Er spürte, dass er kurz davor war, das Bedauern zurückzudrängen wie ein Haustier, das sich zu übermütig aus seinem Käfig gewagt hatte. Das wird mein letzter Sommer, dachte er mit einer Klarheit, die ihn selbst verblüffte. Aus den Augenwinkeln sah er die nächsten Spieler, die darauf warteten, dass er seinen Ball ins Loch setzte.
Mein letzter Sommer.
Es war eine seltsame Erleichterung, sich vorzustellen, dass alles, was jetzt in diesem Augenblick da war, im nächsten Sommer nur noch nichts sein würde.

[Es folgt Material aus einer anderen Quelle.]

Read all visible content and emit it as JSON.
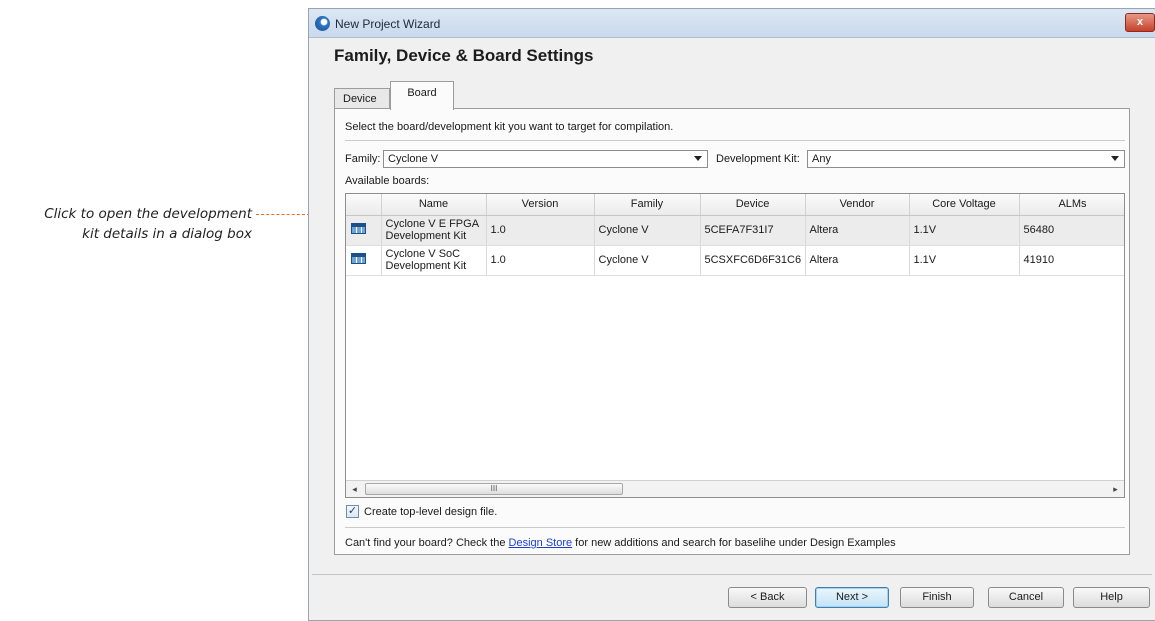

Wie eine Erleuchtung spürte er, dass die Welt mit ihm untergehen würde. Alles, was nach seinem Tode weiterexistieren würde, war belanglos und uninteressant für ihn. Welche Realität sollte es jenseits seiner Welt geben, und welche Rolle spielte es für ihn, wie andere sich vor oder nach seinem Tod in der Welt bewegten? Keine. Er spürte, dass die Zeiten vorüber waren, in denen er sich geflüchtet hatte in Menschenliebe und Menschenhass. Mit mir endet die Welt, dachte Steenkamp, plötzlich sicher, den Ball ohne Probleme über die letzten drei, vier Meter einlochen zu können.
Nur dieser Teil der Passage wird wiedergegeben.